You may think just buying a suit and wearing it with a plain shirt and tie is all that's required for getting dressed for business, but coordinating outfits takes a bit more work than that. Even for casual wear, you want to get a good match of color, fabric and style so that you always present yourself as a man of quality.
Tailors and Coordinating Outfits
Buying clothes that worked well together was easier when most men went to tailors for their suits and shirts. They could even buy ties on site. A good tailor not only cuts clothes to suit a man's figure, he helps the customer select fabrics and colors that are flattering as well as fashionable. Back in the day, when a tailor's reputation depended upon his clients looking good, he would never dream of letting them choose clothes that didn't flatter them, even if they loved something. In the Jeeves and Wooster stories, the loyal valet Jeeves always gets rid of Wooster's ridiculous fashion faux pas, much to that man's distress. Jeeves wants his master to look good and proper.
Since no one uses a tailor exclusively anymore, a man has to rely on his own good fashion sense to put together a coordinating outfit. Moreover, it's not necessarily that easy. Some men will only wear ties in the same color as their shirts, as this is the only way they feel confident that they are not wearing a mismatching outfit. Others stick exclusively to basic monochromes. There's nothing inherently wrong with either approach - fashion is as much about feeling good as looking good - but if you're going that route because you don't feel confident trying something else, you're not putting your best self forward.
How to Coordinate Outfits
Part of being able to put together coordinating outfits depends on understanding your body type. This isn't always easy, because you may be a combination of two different body types. Your body type can be athletic, tall, short, heavy or thin. When you have identified your type, you can shop for suits and separates so that even as you mix and match, styles will all work together.
Color, of course, is an important aspect of coordination. The average business attire is easy to coordinate, because jackets and trousers already match, and they come in few variations - mostly black, navy, gray and sometimes brown. Mostly, these are worn with a white shirt, or blue with the navy suit, and so it's only in the tie and handkerchief where a bit of color and variation is allowed. Many men like the "power" color of red, which goes with all business attire except brown. However, with so many beautifully colored and patterned neckties available, why would you settle for plain old red? If you want a multi-colored or patterned tie, look for one that has a color in it that picks up a color in the suit.
Casual attire lets you play a bit. In the 1940s and 1950s, tropical shirts were the leisure attire of choice. While they might seem to clash with jackets or cardigans, the trick then, and now, is again to match them via style and one aspect of color that goes with the item. So a dark green sport jacket cut to allow the lapels to rest on it, enhancing the shirt, would top a wide-lapel tropical shirt in shades of green and red.
Jeans and Coordination
When jeans mostly define modern casual wear, it does make a man's life a lot easier.
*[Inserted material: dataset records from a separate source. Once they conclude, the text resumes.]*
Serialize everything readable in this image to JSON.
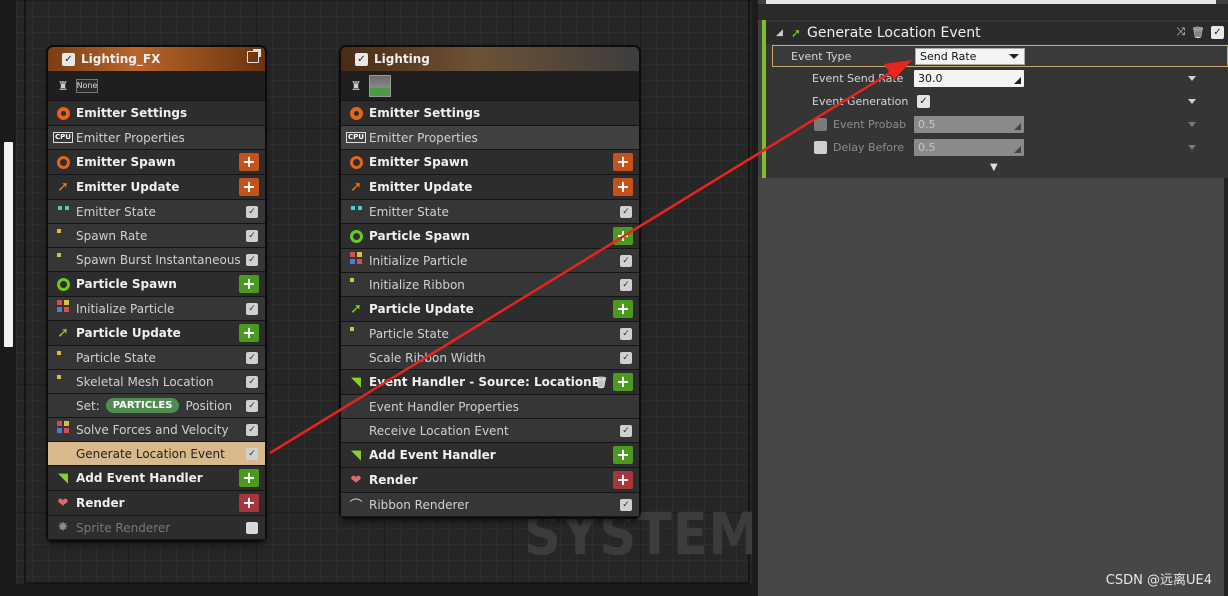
{
  "graph": {
    "watermark": "SYSTEM"
  },
  "nodes": {
    "lighting_fx": {
      "title": "Lighting_FX",
      "thumb_label": "None",
      "rows": [
        {
          "label": "Emitter Settings",
          "kind": "sec",
          "icon": "emitter-settings-icon"
        },
        {
          "label": "Emitter Properties",
          "kind": "sub",
          "icon": "cpu-icon"
        },
        {
          "label": "Emitter Spawn",
          "kind": "sec",
          "icon": "spawn-ring-icon",
          "add": "orange"
        },
        {
          "label": "Emitter Update",
          "kind": "sec",
          "icon": "update-arrow-icon",
          "add": "orange"
        },
        {
          "label": "Emitter State",
          "kind": "sub",
          "icon": "cyan-dots-icon",
          "check": true
        },
        {
          "label": "Spawn Rate",
          "kind": "sub",
          "icon": "yellow-dot-icon",
          "check": true
        },
        {
          "label": "Spawn Burst Instantaneous",
          "kind": "sub",
          "icon": "yellow-dot-icon",
          "check": true
        },
        {
          "label": "Particle Spawn",
          "kind": "sec",
          "icon": "particle-spawn-icon",
          "add": "green"
        },
        {
          "label": "Initialize Particle",
          "kind": "sub",
          "icon": "multi-dot-icon",
          "check": true
        },
        {
          "label": "Particle Update",
          "kind": "sec",
          "icon": "particle-update-icon",
          "add": "green"
        },
        {
          "label": "Particle State",
          "kind": "sub",
          "icon": "yellow-dot-icon",
          "check": true
        },
        {
          "label": "Skeletal Mesh Location",
          "kind": "sub",
          "icon": "yellow-dot-icon",
          "check": true
        },
        {
          "label": "Position",
          "kind": "sub",
          "icon": "none",
          "check": true,
          "prefix": "Set:",
          "pill": "PARTICLES"
        },
        {
          "label": "Solve Forces and Velocity",
          "kind": "sub",
          "icon": "multi-dot-icon",
          "check": true
        },
        {
          "label": "Generate Location Event",
          "kind": "selected",
          "icon": "none",
          "check": true
        },
        {
          "label": "Add Event Handler",
          "kind": "sec",
          "icon": "event-handler-icon",
          "add": "green"
        },
        {
          "label": "Render",
          "kind": "sec",
          "icon": "render-icon",
          "add": "red"
        },
        {
          "label": "Sprite Renderer",
          "kind": "dim",
          "icon": "sprite-icon",
          "check": "empty"
        }
      ]
    },
    "lighting": {
      "title": "Lighting",
      "rows": [
        {
          "label": "Emitter Settings",
          "kind": "sec",
          "icon": "emitter-settings-icon"
        },
        {
          "label": "Emitter Properties",
          "kind": "light",
          "icon": "cpu-icon"
        },
        {
          "label": "Emitter Spawn",
          "kind": "sec",
          "icon": "spawn-ring-icon",
          "add": "orange"
        },
        {
          "label": "Emitter Update",
          "kind": "sec",
          "icon": "update-arrow-icon",
          "add": "orange"
        },
        {
          "label": "Emitter State",
          "kind": "sub",
          "icon": "cyan-dots-icon",
          "check": true
        },
        {
          "label": "Particle Spawn",
          "kind": "sec",
          "icon": "particle-spawn-icon",
          "add": "green"
        },
        {
          "label": "Initialize Particle",
          "kind": "sub",
          "icon": "multi-dot-icon",
          "check": true
        },
        {
          "label": "Initialize Ribbon",
          "kind": "sub",
          "icon": "yellow-dot-icon",
          "check": true
        },
        {
          "label": "Particle Update",
          "kind": "sec",
          "icon": "particle-update-icon",
          "add": "green"
        },
        {
          "label": "Particle State",
          "kind": "sub",
          "icon": "yellow-dot-icon",
          "check": true
        },
        {
          "label": "Scale Ribbon Width",
          "kind": "sub",
          "icon": "none",
          "check": true
        },
        {
          "label": "Event Handler - Source: LocationEvent",
          "kind": "sec",
          "icon": "event-handler-icon",
          "add": "green",
          "trash": true
        },
        {
          "label": "Event Handler Properties",
          "kind": "sub",
          "icon": "none"
        },
        {
          "label": "Receive Location Event",
          "kind": "sub",
          "icon": "none",
          "check": true
        },
        {
          "label": "Add Event Handler",
          "kind": "sec",
          "icon": "event-handler-icon",
          "add": "green"
        },
        {
          "label": "Render",
          "kind": "sec",
          "icon": "render-icon",
          "add": "red"
        },
        {
          "label": "Ribbon Renderer",
          "kind": "sub",
          "icon": "ribbon-icon",
          "check": true
        }
      ]
    }
  },
  "details": {
    "title": "Generate Location Event",
    "event_type_label": "Event Type",
    "event_type_value": "Send Rate",
    "send_rate_label": "Event Send Rate",
    "send_rate_value": "30.0",
    "gen_bias_label": "Event Generation Bias",
    "prob_label": "Event Probability",
    "prob_value": "0.5",
    "delay_label": "Delay Before Send",
    "delay_value": "0.5"
  },
  "credit": "CSDN @远离UE4",
  "colors": {
    "accent_green": "#7bbf2a",
    "selected_row": "#d7b98c",
    "arrow_red": "#e8241c",
    "add_orange": "#c5521b",
    "add_green": "#4a9a1f",
    "add_red": "#a8353b"
  }
}
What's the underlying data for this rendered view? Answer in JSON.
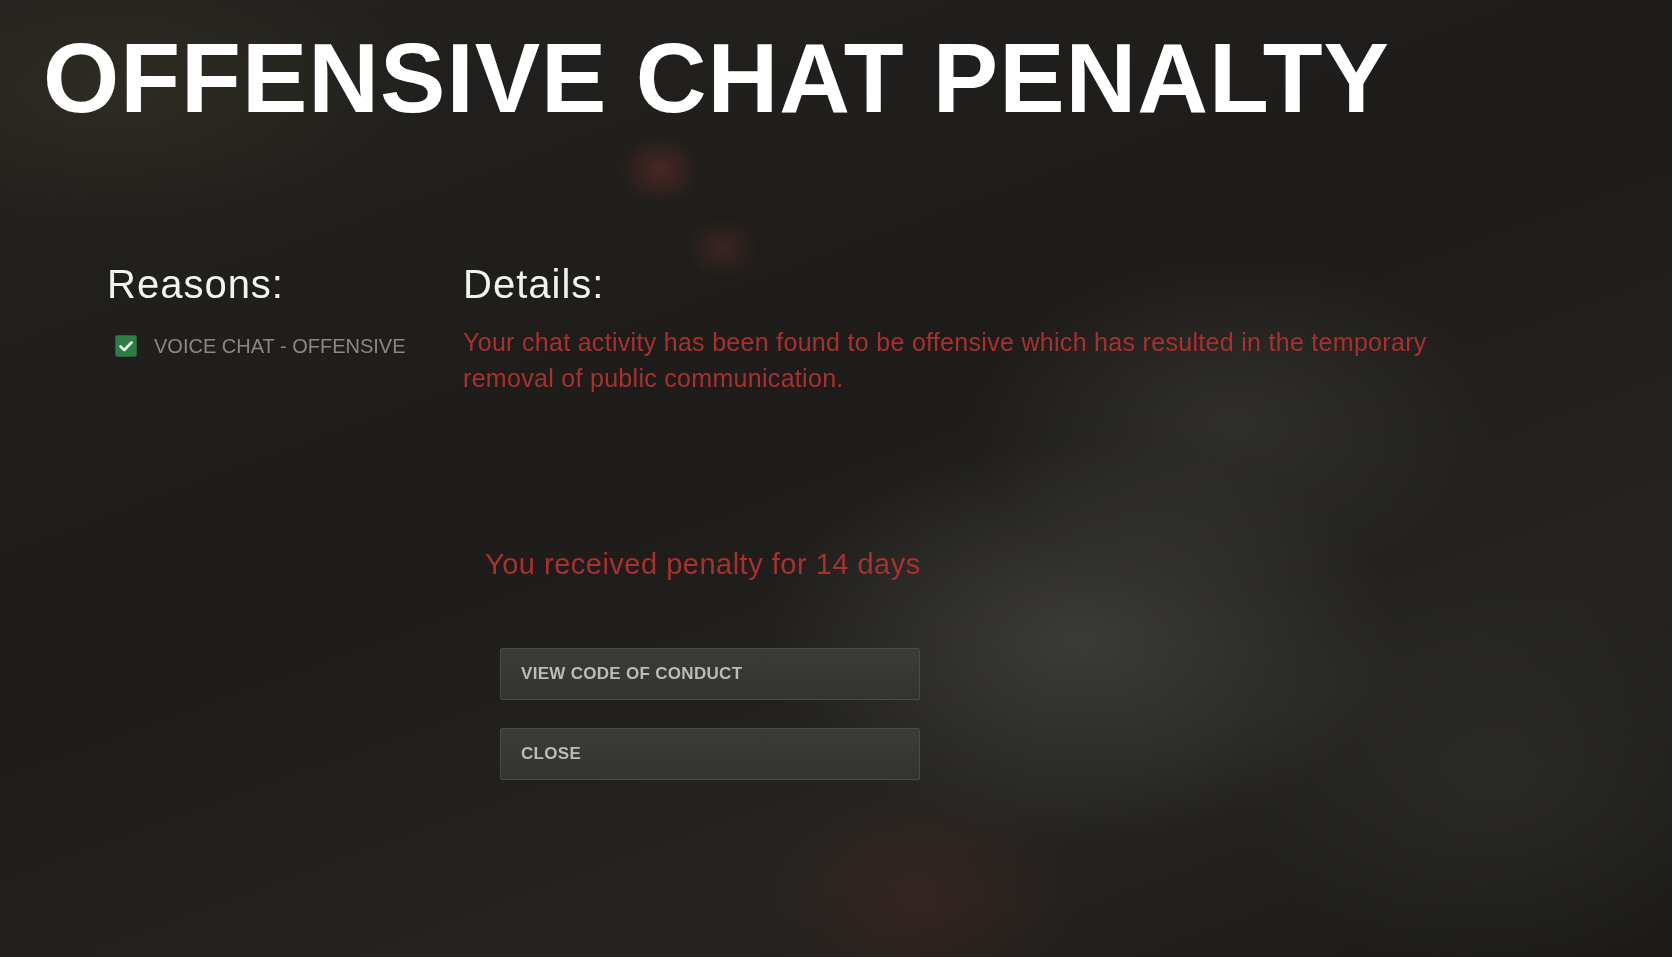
{
  "title": "OFFENSIVE CHAT PENALTY",
  "reasons": {
    "heading": "Reasons:",
    "items": [
      {
        "label": "VOICE CHAT - OFFENSIVE",
        "checked": true
      }
    ]
  },
  "details": {
    "heading": "Details:",
    "text": "Your chat activity has been found to be offensive which has resulted in the temporary removal of public communication."
  },
  "penalty_notice": "You received penalty for 14 days",
  "buttons": [
    {
      "label": "VIEW CODE OF CONDUCT"
    },
    {
      "label": "CLOSE"
    }
  ]
}
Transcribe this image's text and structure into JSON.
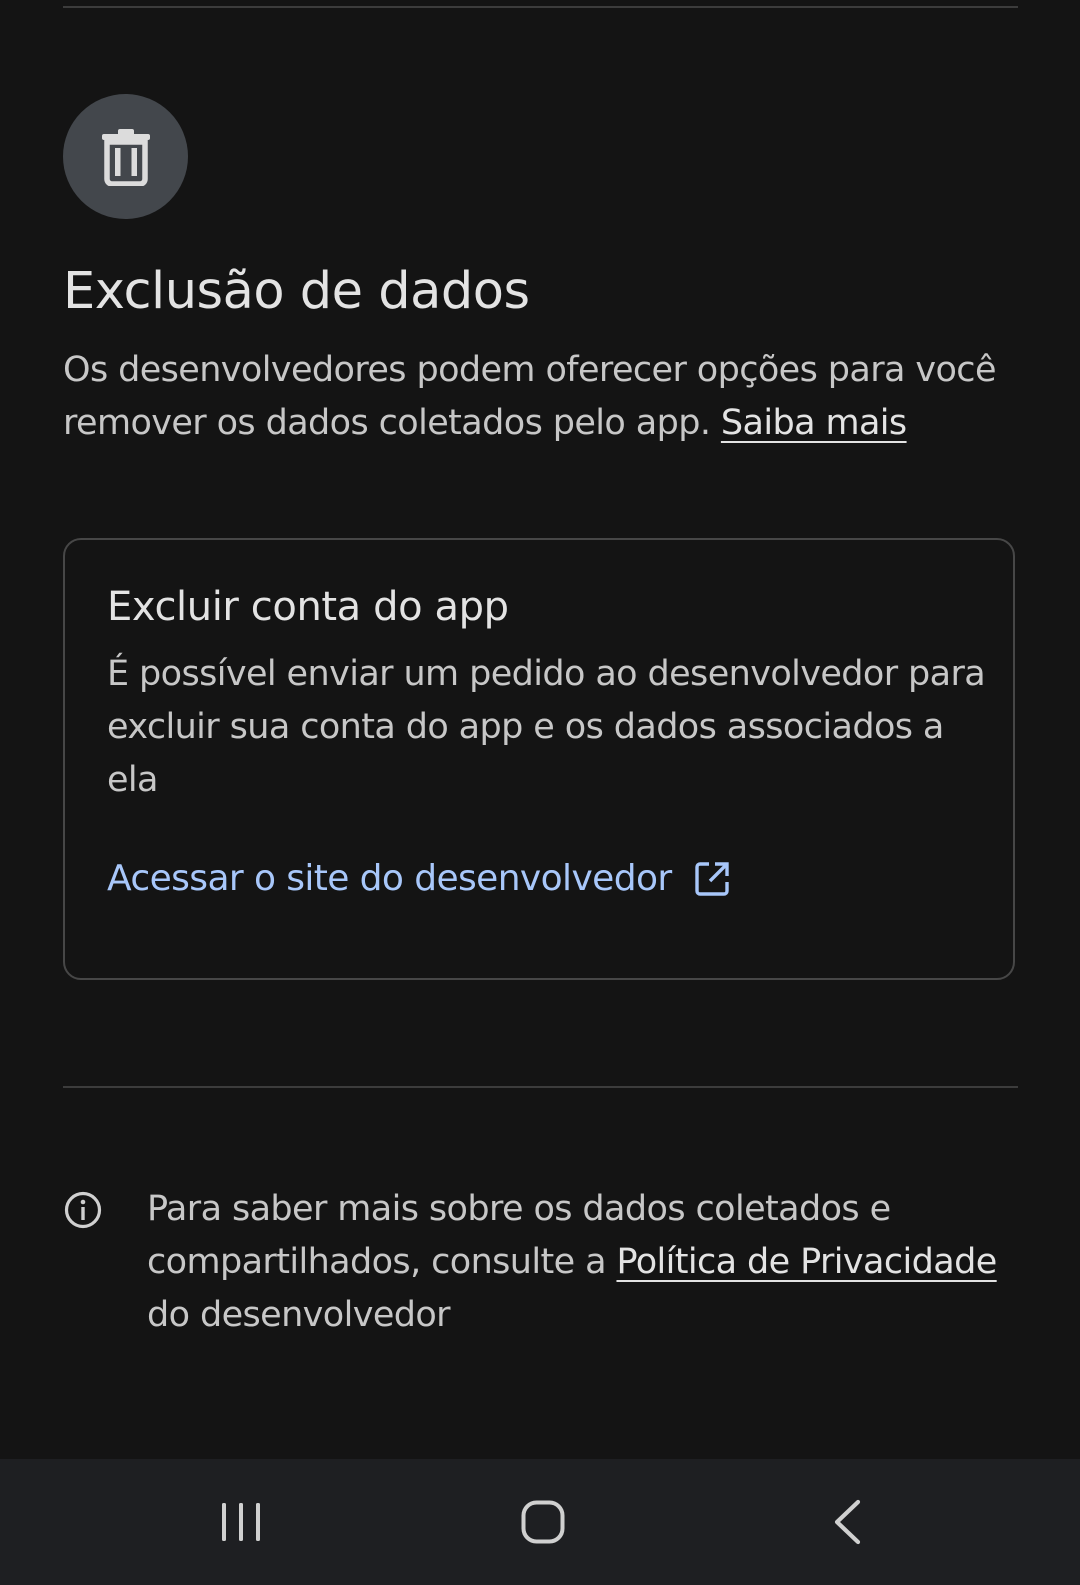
{
  "deletion_section": {
    "title": "Exclusão de dados",
    "description": "Os desenvolvedores podem oferecer opções para você remover os dados coletados pelo app.",
    "learn_more_link": "Saiba mais",
    "icon": "trash-icon"
  },
  "account_card": {
    "title": "Excluir conta do app",
    "description": "É possível enviar um pedido ao desenvolvedor para excluir sua conta do app e os dados associados a ela",
    "link_label": "Acessar o site do desenvolvedor",
    "link_icon": "open-in-new-icon"
  },
  "privacy_info": {
    "icon": "info-icon",
    "text_before": "Para saber mais sobre os dados coletados e compartilhados, consulte a",
    "policy_link": "Política de Privacidade",
    "text_after": "do desenvolvedor"
  },
  "navigation_bar": {
    "recents_icon": "recents-icon",
    "home_icon": "home-icon",
    "back_icon": "back-icon"
  },
  "colors": {
    "background": "#141414",
    "link_blue": "#a8c7fa",
    "icon_circle": "#43474c",
    "nav_background": "#1e1f22"
  }
}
Dark wash jeans, cut well through the hips, sets off everything from plain T-shirts to tailored silk dress shirts. Coordinating outfits with jeans is all about matching good styles. You can't wear black-tie jackets with jeans, and you shouldn't wear shades of blue shirts too close to the blue of the jeans, nor should you wear light colored shoes. Nevertheless, if you start with a good pair of jeans and some bright ideas, you'll be well-coordinated with almost no effort at all.